Allow callback in ConnectionPool to retrieve new password before connect attempt for RDS IAM Auth

[dspadea]

In order to support IAM-based authentication to AWS RDS databases, there should be a callback in the connection pool to allow getting a new password. The passwords generated via IAM have a short lifetime (15 minutes), so if a reconnect is required, it will fail if using the password initially given at pool creation. By supplying a callback before connecting, a new password can be obtained.

It's more or less got to do this after 15 minutes:

export DB_PASSWORD="$(aws rds generate-db-auth-token --region=$DB_AWS_REGION --hostname "$DB_HOST" --port $DB_PORT --username $DB_USER | xargs urlencode )"

The urlencoded string can then be added straight into the DATABASE_URL.

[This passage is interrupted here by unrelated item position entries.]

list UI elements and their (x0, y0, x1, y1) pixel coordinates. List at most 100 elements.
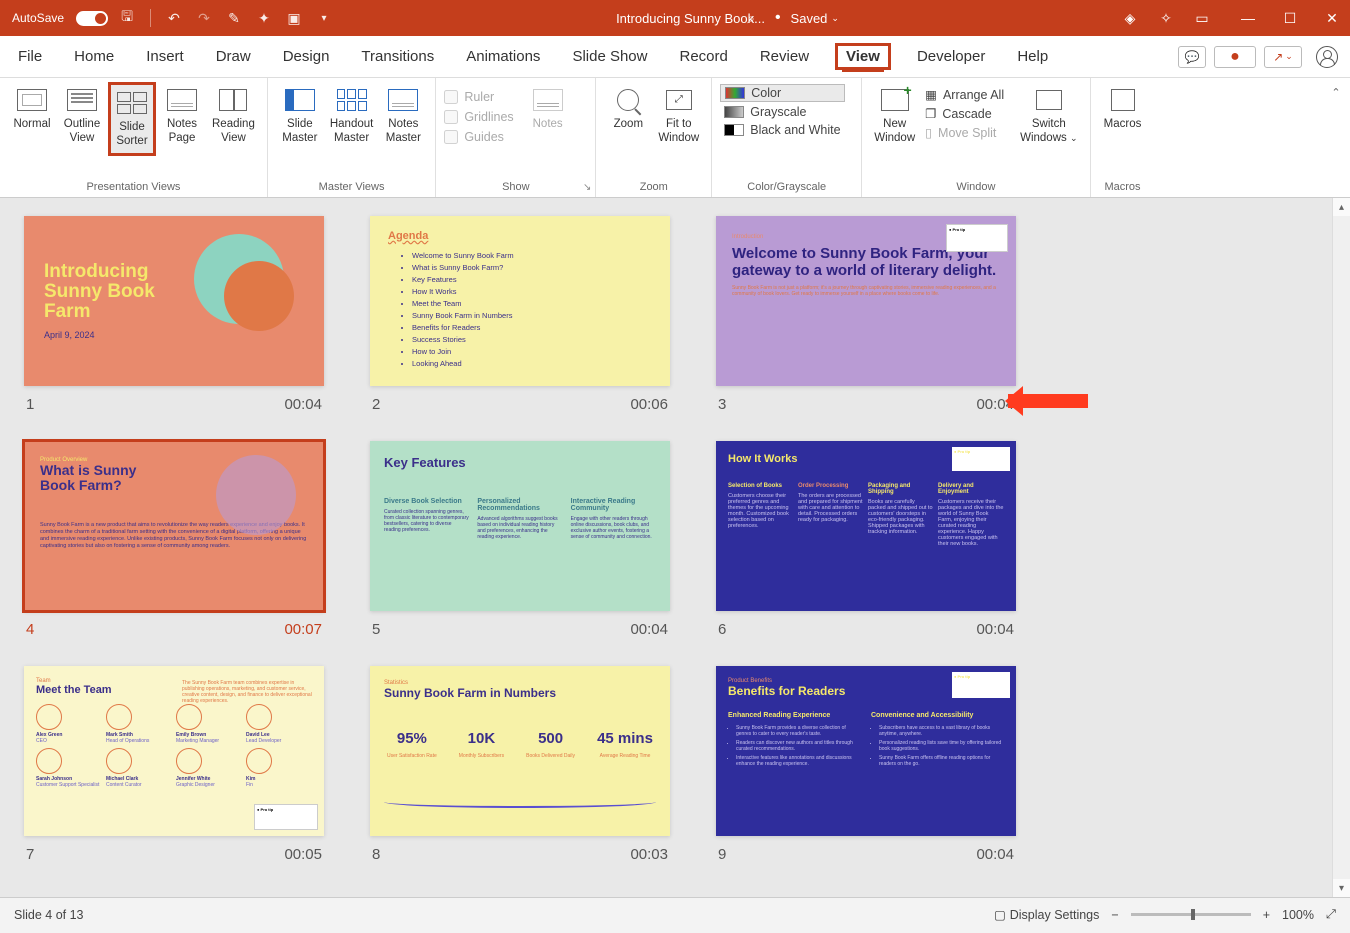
scroll-up-icon[interactable]: ▴ (1333, 198, 1350, 216)
slide-timing: 00:04 (976, 846, 1014, 863)
tab-home[interactable]: Home (68, 44, 120, 69)
tab-view[interactable]: View (835, 43, 891, 70)
fit-to-window-icon[interactable]: ⤢ (1326, 907, 1336, 922)
reading-view-button[interactable]: Reading View (208, 82, 259, 150)
slide-thumbnail-4[interactable]: Product OverviewWhat is SunnyBook Farm?S… (24, 441, 354, 638)
slide-thumbnail-3[interactable]: ● Pro tipIntroductionWelcome to Sunny Bo… (716, 216, 1046, 413)
tab-animations[interactable]: Animations (460, 44, 546, 69)
minimize-icon[interactable]: — (1238, 8, 1258, 28)
cascade-button[interactable]: ❐Cascade (921, 105, 1008, 122)
tab-draw[interactable]: Draw (210, 44, 257, 69)
slide-thumb[interactable]: ● Pro tipIntroductionWelcome to Sunny Bo… (716, 216, 1016, 386)
search-icon[interactable]: ⌕ (740, 7, 762, 29)
comments-button[interactable]: 💬 (1178, 46, 1206, 68)
normal-icon (17, 89, 47, 111)
slide-thumbnail-8[interactable]: StatisticsSunny Book Farm in Numbers95%U… (370, 666, 700, 863)
zoom-level[interactable]: 100% (1282, 908, 1314, 922)
quick-access-icon[interactable]: ✦ (253, 7, 275, 29)
arrange-all-button[interactable]: ▦Arrange All (921, 86, 1008, 103)
undo-icon[interactable]: ↶ (163, 7, 185, 29)
tab-help[interactable]: Help (1011, 44, 1054, 69)
group-zoom: Zoom ⤢ Fit to Window Zoom (596, 78, 712, 197)
vertical-scrollbar[interactable]: ▴ ▾ (1332, 198, 1350, 897)
slide-thumb[interactable]: StatisticsSunny Book Farm in Numbers95%U… (370, 666, 670, 836)
slide-thumbnail-6[interactable]: ● Pro tipHow It WorksSelection of BooksC… (716, 441, 1046, 638)
show-dialog-launcher-icon[interactable]: ↘ (583, 182, 591, 193)
slide-thumb[interactable]: TeamMeet the TeamThe Sunny Book Farm tea… (24, 666, 324, 836)
sorter-icon (117, 92, 147, 114)
scroll-down-icon[interactable]: ▾ (1333, 879, 1350, 897)
ribbon-display-icon[interactable]: ▭ (1192, 8, 1212, 28)
display-settings-button[interactable]: ▢Display Settings (994, 907, 1099, 922)
macros-button[interactable]: Macros (1099, 82, 1147, 136)
zoom-button[interactable]: Zoom (604, 82, 652, 136)
diamond-icon[interactable]: ◈ (1120, 8, 1140, 28)
tab-transitions[interactable]: Transitions (355, 44, 440, 69)
normal-view-button[interactable]: Normal (8, 82, 56, 136)
outline-view-button[interactable]: Outline View (58, 82, 106, 150)
tab-slideshow[interactable]: Slide Show (566, 44, 653, 69)
zoom-in-button[interactable]: + (1263, 908, 1270, 922)
slide-thumb[interactable]: Product OverviewWhat is SunnyBook Farm?S… (24, 441, 324, 611)
zoom-out-button[interactable]: − (1111, 908, 1118, 922)
record-dot-icon: ● (1230, 48, 1240, 66)
slide-thumb[interactable]: AgendaWelcome to Sunny Book FarmWhat is … (370, 216, 670, 386)
close-icon[interactable]: ✕ (1322, 8, 1342, 28)
account-icon[interactable] (1316, 46, 1338, 68)
share-button[interactable]: ↗⌄ (1264, 46, 1302, 68)
slide-thumb[interactable]: Key FeaturesDiverse Book SelectionCurate… (370, 441, 670, 611)
grayscale-button[interactable]: Grayscale (720, 104, 844, 120)
arrange-icon: ▦ (925, 87, 937, 102)
notes-master-button[interactable]: Notes Master (379, 82, 427, 150)
switch-windows-button[interactable]: Switch Windows ⌄ (1016, 82, 1081, 150)
slide-thumbnail-7[interactable]: TeamMeet the TeamThe Sunny Book Farm tea… (24, 666, 354, 863)
customize-qat-icon[interactable]: ▾ (313, 7, 335, 29)
slide-thumbnail-9[interactable]: ● Pro tipProduct BenefitsBenefits for Re… (716, 666, 1046, 863)
autosave-toggle[interactable] (76, 11, 108, 26)
maximize-icon[interactable]: ☐ (1280, 8, 1300, 28)
tab-insert[interactable]: Insert (140, 44, 190, 69)
slide-meta: 4 00:07 (24, 611, 324, 638)
display-icon: ▢ (994, 907, 1006, 922)
handout-master-icon (337, 89, 367, 111)
tab-file[interactable]: File (12, 44, 48, 69)
notes-icon (533, 89, 563, 111)
color-button[interactable]: Color (720, 84, 844, 102)
tab-design[interactable]: Design (277, 44, 336, 69)
present-icon[interactable]: ▣ (283, 7, 305, 29)
tab-review[interactable]: Review (754, 44, 815, 69)
slide-thumb[interactable]: ● Pro tipProduct BenefitsBenefits for Re… (716, 666, 1016, 836)
new-window-button[interactable]: New Window (870, 82, 919, 150)
slide-thumb[interactable]: Introducing Sunny BookFarmApril 9, 2024 (24, 216, 324, 386)
save-status[interactable]: Saved ⌄ (791, 11, 839, 26)
slide-number: 9 (718, 846, 726, 863)
slide-counter[interactable]: Slide 4 of 13 (14, 908, 84, 922)
fit-window-button[interactable]: ⤢ Fit to Window (654, 82, 703, 150)
redo-icon[interactable]: ↷ (193, 7, 215, 29)
designer-icon[interactable]: ✧ (1156, 8, 1176, 28)
notes-page-button[interactable]: Notes Page (158, 82, 206, 150)
tab-record[interactable]: Record (673, 44, 733, 69)
tab-developer[interactable]: Developer (911, 44, 991, 69)
slide-number: 6 (718, 621, 726, 638)
slide-thumbnail-5[interactable]: Key FeaturesDiverse Book SelectionCurate… (370, 441, 700, 638)
bw-button[interactable]: Black and White (720, 122, 844, 138)
annotation-arrow (1008, 394, 1088, 408)
guides-checkbox[interactable]: Guides (444, 128, 513, 146)
ruler-checkbox[interactable]: Ruler (444, 88, 513, 106)
slide-thumbnail-2[interactable]: AgendaWelcome to Sunny Book FarmWhat is … (370, 216, 700, 413)
slide-thumb[interactable]: ● Pro tipHow It WorksSelection of BooksC… (716, 441, 1016, 611)
group-color: Color Grayscale Black and White Color/Gr… (712, 78, 862, 197)
slide-sorter-pane[interactable]: Introducing Sunny BookFarmApril 9, 2024 … (0, 198, 1350, 897)
slide-thumbnail-1[interactable]: Introducing Sunny BookFarmApril 9, 2024 … (24, 216, 354, 413)
gridlines-checkbox[interactable]: Gridlines (444, 108, 513, 126)
slide-sorter-button[interactable]: Slide Sorter (108, 82, 156, 156)
collapse-ribbon-icon[interactable]: ⌃ (1328, 84, 1344, 100)
slide-number: 5 (372, 621, 380, 638)
camera-button[interactable]: ● (1214, 46, 1256, 68)
slide-master-button[interactable]: Slide Master (276, 82, 324, 150)
touch-mode-icon[interactable]: ✎ (223, 7, 245, 29)
zoom-slider[interactable] (1131, 913, 1251, 916)
save-icon[interactable]: 🖫 (116, 7, 138, 29)
handout-master-button[interactable]: Handout Master (326, 82, 377, 150)
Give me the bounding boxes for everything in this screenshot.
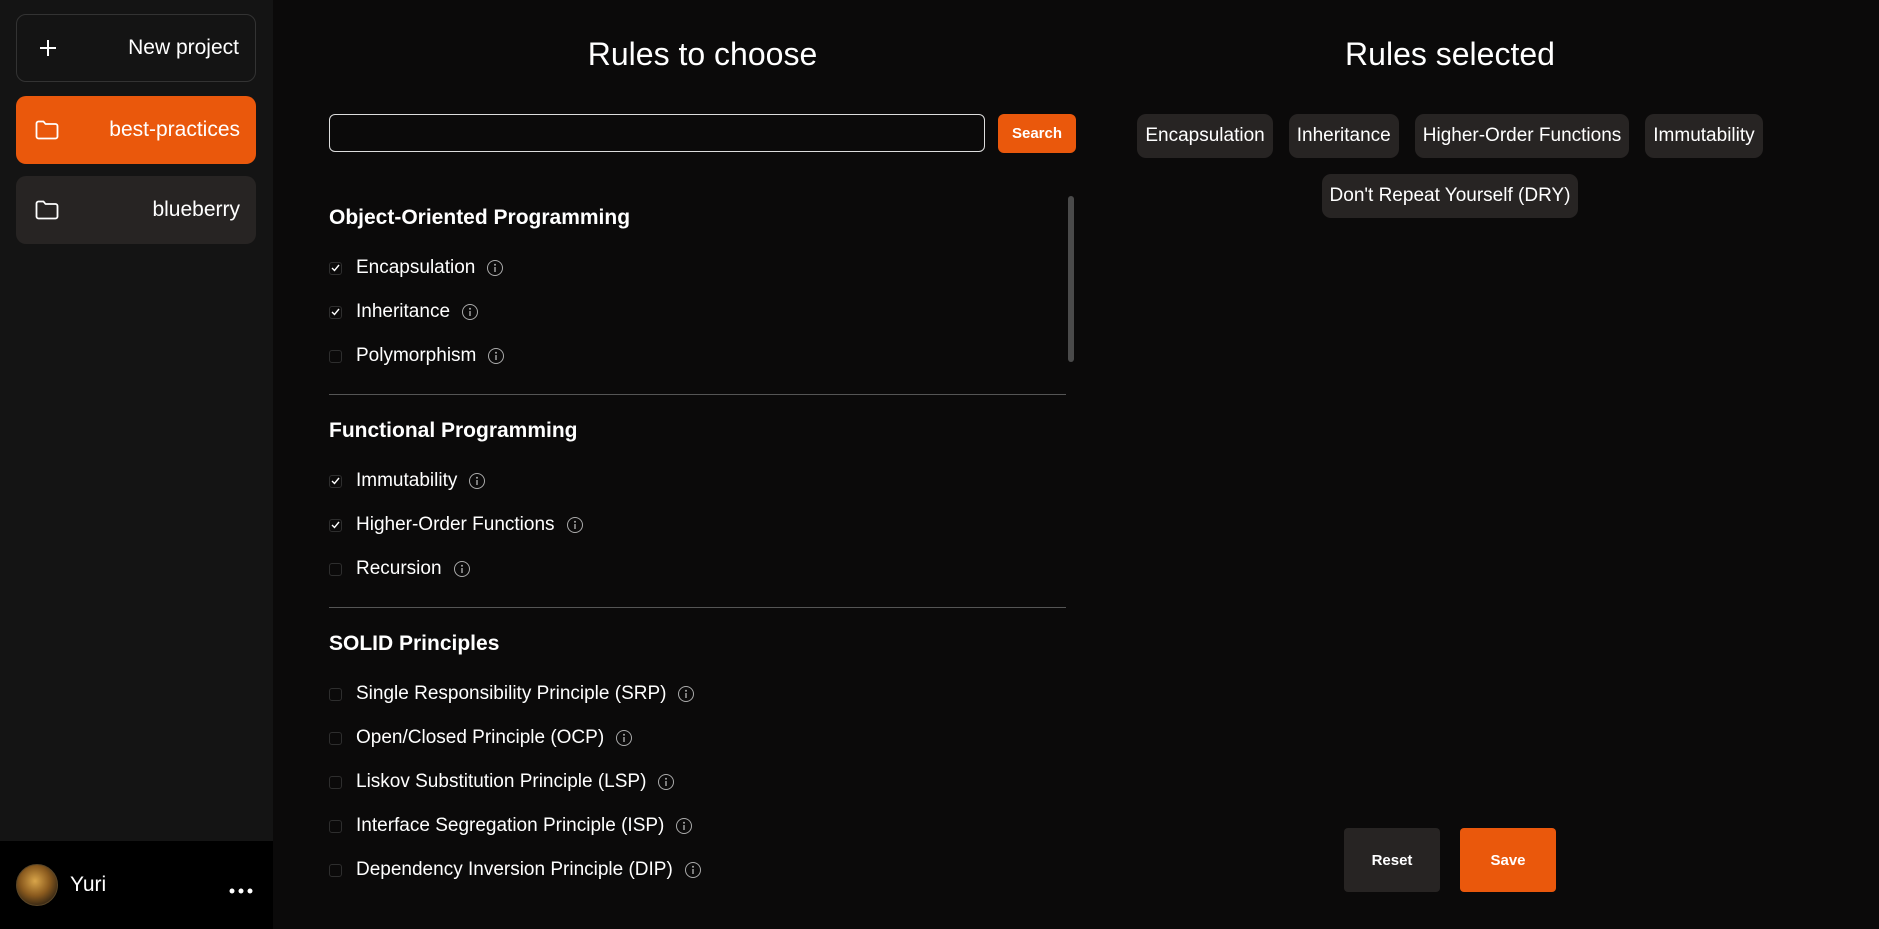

Some automatic support for this behavior would be a nice addition, as RDS is very popular. A callback is a good generic mechanism to support things that aren't supported in core, but maybe a use_aws_iam_auth helper (via a feature?) which automatically creates a callback for the above would be helpful.

https://docs.aws.amazon.com/AmazonRDS/latest/UserGuide/UsingWithRDS.IAMDBAuth.Connecting.html

[dspadea]

sigh So I just went spelunking into the code and it looks like this would have to be a thing SQLx does, and I'm not seeing anything of the sort there.

What I do see is set_connect_options, which might have some potential, but I'm not seeing any event-based way to call it. It'd have to be more of a "spin up a thread and call it periodically with the new password" sort of setup, as far as I can tell?